A seleção argentina terminou a Copa do Mundo de 2026 com uma série de punições da Fifa. No total, a federação do país terá de pagar cerca de US$ 221 mil, o equivalente a R$ 1,1 milhão, resultado de várias multas aplicadas por comportamentos registrados ao longo do torneio.
A maior sanção foi de US$ 100 mil (R$ 518 mil) por cânticos racistas, homofóbicos e discriminatórios de torcedores argentinos durante partidas contra Cabo Verde, Egito, Suíça, Inglaterra e Espanha. Além do valor, a Argentina terá de mandar seu próximo jogo oficial com apenas 50% da capacidade do estádio. A Fifa permitiu que metade desses assentos seja destinada a famílias, estudantes e grupos comunitários.
Outras multas vieram pelo arremesso de objetos em campo e por atrasos e violações do protocolo de segurança nas partidas contra Suíça e Inglaterra, somando US$ 91 mil (R$ 471,8 mil). A bandeira com a frase "As Ilhas Malvinas são argentinas", carregada pelos jogadores ao gramado após a vitória sobre a Inglaterra, custou US$ 10 mil (R$ 51,8 mil) à federação, com mais US$ 20 mil (R$ 103 mil) por conduta inadequada dos torcedores. O caso foi classificado pela Fifa como uso de evento esportivo para fins não esportivos.

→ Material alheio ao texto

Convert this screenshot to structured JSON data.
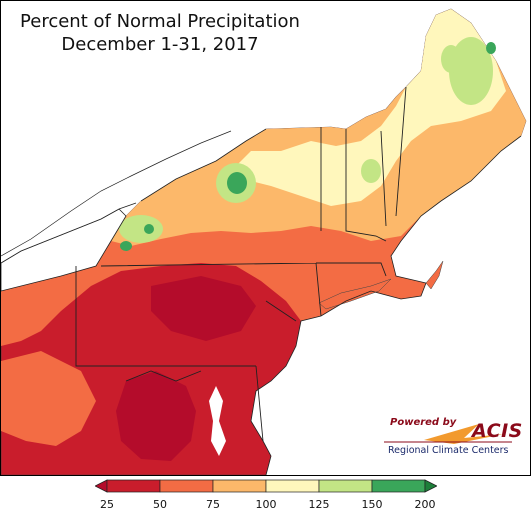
{
  "title": {
    "line1": "Percent of Normal Precipitation",
    "line2": "December 1-31, 2017"
  },
  "credit": {
    "powered_by": "Powered by",
    "brand": "ACIS",
    "subtitle": "Regional Climate Centers"
  },
  "legend": {
    "ticks": [
      "25",
      "50",
      "75",
      "100",
      "125",
      "150",
      "200"
    ],
    "bins": [
      {
        "range": "<25",
        "color": "#b40c2b"
      },
      {
        "range": "25-50",
        "color": "#c91d2c"
      },
      {
        "range": "50-75",
        "color": "#f36c44"
      },
      {
        "range": "75-100",
        "color": "#fcb86a"
      },
      {
        "range": "100-125",
        "color": "#fff7bc"
      },
      {
        "range": "125-150",
        "color": "#c3e585"
      },
      {
        "range": "150-200",
        "color": "#3aa65a"
      },
      {
        "range": ">200",
        "color": "#1d7f3a"
      }
    ]
  },
  "colors": {
    "water": "#ffffff",
    "outside": "#ffffff"
  }
}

No campo individual, Leandro Paredes recebeu a punição mais dura: suspensão de 10 jogos e multa de US$ 90 mil (R$ 466,7 mil) por agredir Gavi na final contra a Espanha. Nahuel Molina também pagará US$ 90 mil e ficará fora por sete jogos. Almada foi punido com um jogo de suspensão e multa de US$ 30 mil (R$ 155 mil).
A Federação Argentina de Futebol (AFA) informou que vai solicitar à Fifa os fundamentos das decisões passíveis de revisão para apresentar recursos, reservando ainda a possibilidade de recorrer ao CAS como último recurso.